The whole point of programming is its generality. Still, to be effective as musicians we focus on some smaller problem. But the balance of power is in the live coder's favour. He who prepares the whole interface cannot change the nature of improvisation itself as they go.
Some have pointed out the vulnerability of programs. I think immediately of the beautiful but fragile existence of proofs in mathematics. And errors are dangerous. Yet this is just a new tightrope for the concert performer to confront, another kind of concerto. Some live coding performances may thrive on the difficulty. If we want more modern excuses, the possible mistakes in conception and coding can be part of the glitch aesthetic.
I do not seek a situation where the output is irrelevant and the coding itself is the performance. Many members of TOPLAP would never place themselves in a traditional 'stage' presentation anyway. Where the musician sets themselves up as a performer, however, I am certainly convinced by the necessity of fully revealing interfaces, and do not consider this to trivialise the experience, or be over pedagogical. Try closing your eyes if it bothers you as an audience member, or use a small projection or audience accessible monitor as a performer. It is only about a level playing field, and an integrity to performance.

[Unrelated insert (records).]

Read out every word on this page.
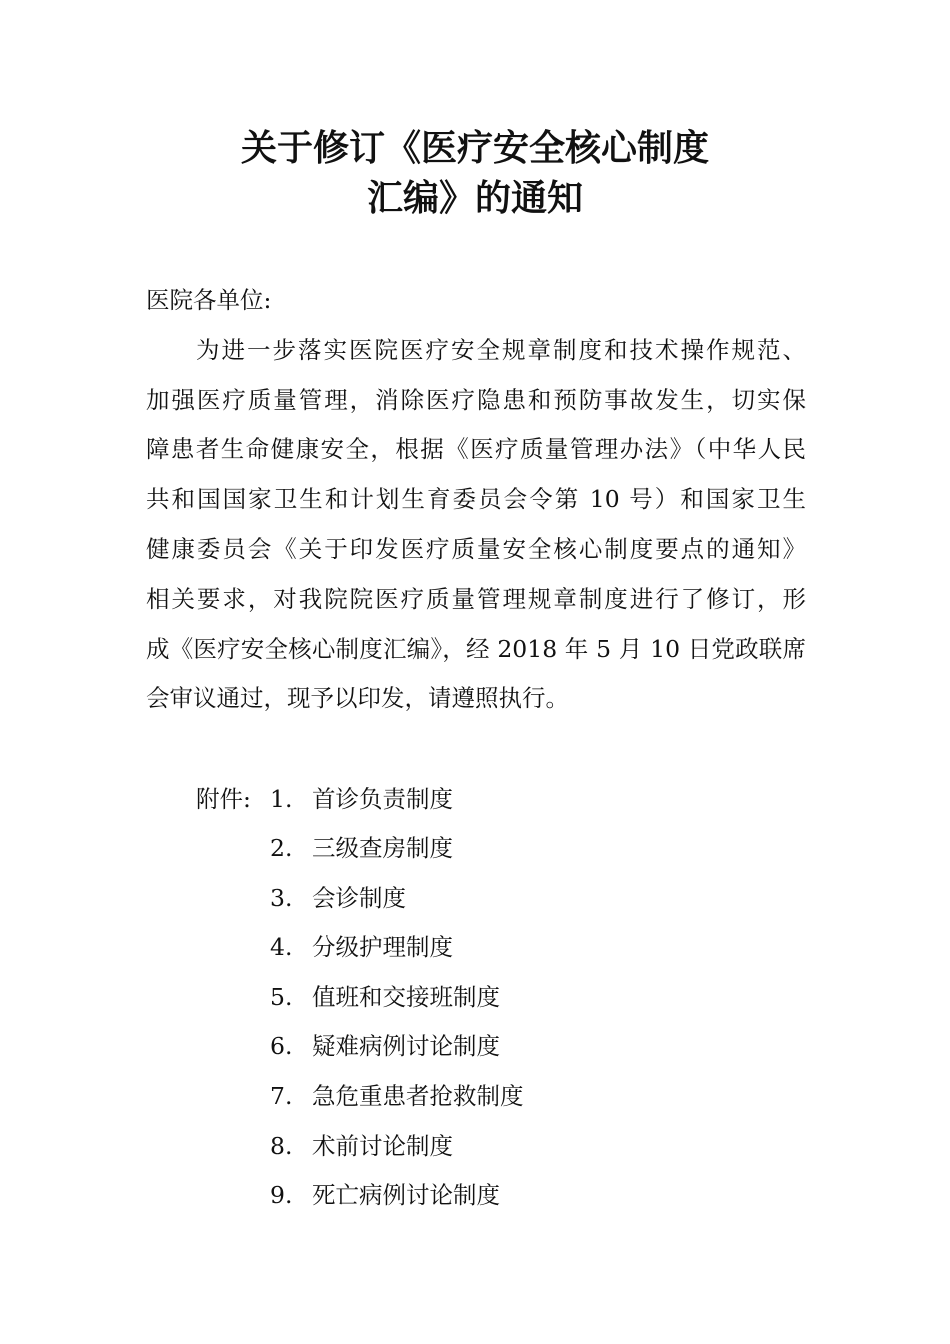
关于修订《医疗安全核心制度
汇编》的通知
医院各单位:
为进一步落实医院医疗安全规章制度和技术操作规范、
加强医疗质量管理，消除医疗隐患和预防事故发生，切实保
障患者生命健康安全，根据《医疗质量管理办法》（中华人民
共和国国家卫生和计划生育委员会令第 10 号）和国家卫生
健康委员会《关于印发医疗质量安全核心制度要点的通知》
相关要求，对我院院医疗质量管理规章制度进行了修订，形
成《医疗安全核心制度汇编》，经 2018 年 5 月 10 日党政联席
会审议通过，现予以印发，请遵照执行。
附件: 1. 首诊负责制度
2. 三级查房制度
3. 会诊制度
4. 分级护理制度
5. 值班和交接班制度
6. 疑难病例讨论制度
7. 急危重患者抢救制度
8. 术前讨论制度
9. 死亡病例讨论制度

Is there a tradeoff between immediacy and preview? These may seem linked. Note how DJing is mostly preview, without music creation. Instrumental performance has only mental preview, and works very efficiently in a fly by wire approach. Live coding can be done without preview (just run the code as soon as possible).

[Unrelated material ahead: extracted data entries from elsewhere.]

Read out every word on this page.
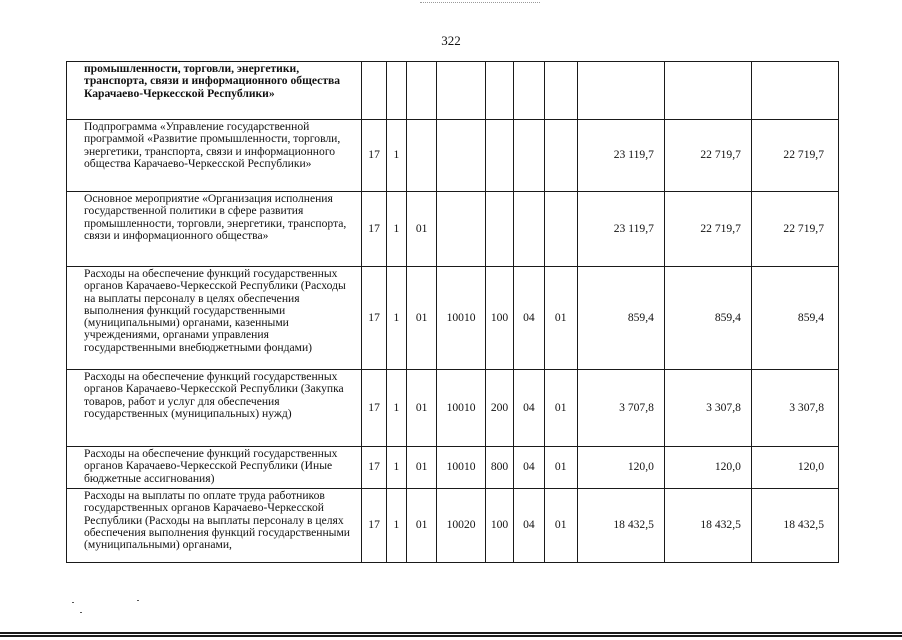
322
промышленности, торговли, энергетики, транспорта, связи и информационного общества Карачаево-Черкесской Республики»										
Подпрограмма «Управление государственной программой «Развитие промышленности, торговли, энергетики, транспорта, связи и информационного общества Карачаево-Черкесской Республики»	17	1						23 119,7	22 719,7	22 719,7
Основное мероприятие «Организация исполнения государственной политики в сфере развития промышленности, торговли, энергетики, транспорта, связи и информационного общества»	17	1	01					23 119,7	22 719,7	22 719,7
Расходы на обеспечение функций государственных органов Карачаево-Черкесской Республики (Расходы на выплаты персоналу в целях обеспечения выполнения функций государственными (муниципальными) органами, казенными учреждениями, органами управления государственными внебюджетными фондами)	17	1	01	10010	100	04	01	859,4	859,4	859,4
Расходы на обеспечение функций государственных органов Карачаево-Черкесской Республики (Закупка товаров, работ и услуг для обеспечения государственных (муниципальных) нужд)	17	1	01	10010	200	04	01	3 707,8	3 307,8	3 307,8
Расходы на обеспечение функций государственных органов Карачаево-Черкесской Республики (Иные бюджетные ассигнования)	17	1	01	10010	800	04	01	120,0	120,0	120,0
Расходы на выплаты по оплате труда работников государственных органов Карачаево-Черкесской Республики (Расходы на выплаты персоналу в целях обеспечения выполнения функций государственными (муниципальными) органами,	17	1	01	10020	100	04	01	18 432,5	18 432,5	18 432,5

Perhaps live coding works best in a collaborative performance where more than one musician can have necessary preparatory time. Or we must allow setup time, in silence if needs be, or the performer to run mostly pre made patches in the initial part of their set while they build up their work. once the algorithms are constructed and being manipulated, the architecture is in place for very radical changes of audio at a higher rate (less programming legwork). We must allow time in live coding performances for things to get going.
You can't tell me that musicians are at their best at the very beginning of a performance.
Improvisation has a wonderful heritage through music history, and automata also go way back. Yet who improvised new automata on-the-fly before the current age? Live coding is not DJing (being a compere for) generative music; it is a way to improvise it.
The typing world record is about 12Hz. The maximal musical haptic rate is about 15Hz. Both of these assume some serious chunking of actions. how much of improvisation is licks and muscle memory? But muscle memory plays no part in forming the algorithms of live coding themselves.
Nothing says that live coding is the sole musical interface. It can be part of whatever means the musician uses to makes their sound worlds in the hope that others will respond. Given time, live programming can be part of the repertoire and mainstream of musical culture. We should set up an academy and have grade exams in performative coding.
I improvised this impromptu of course.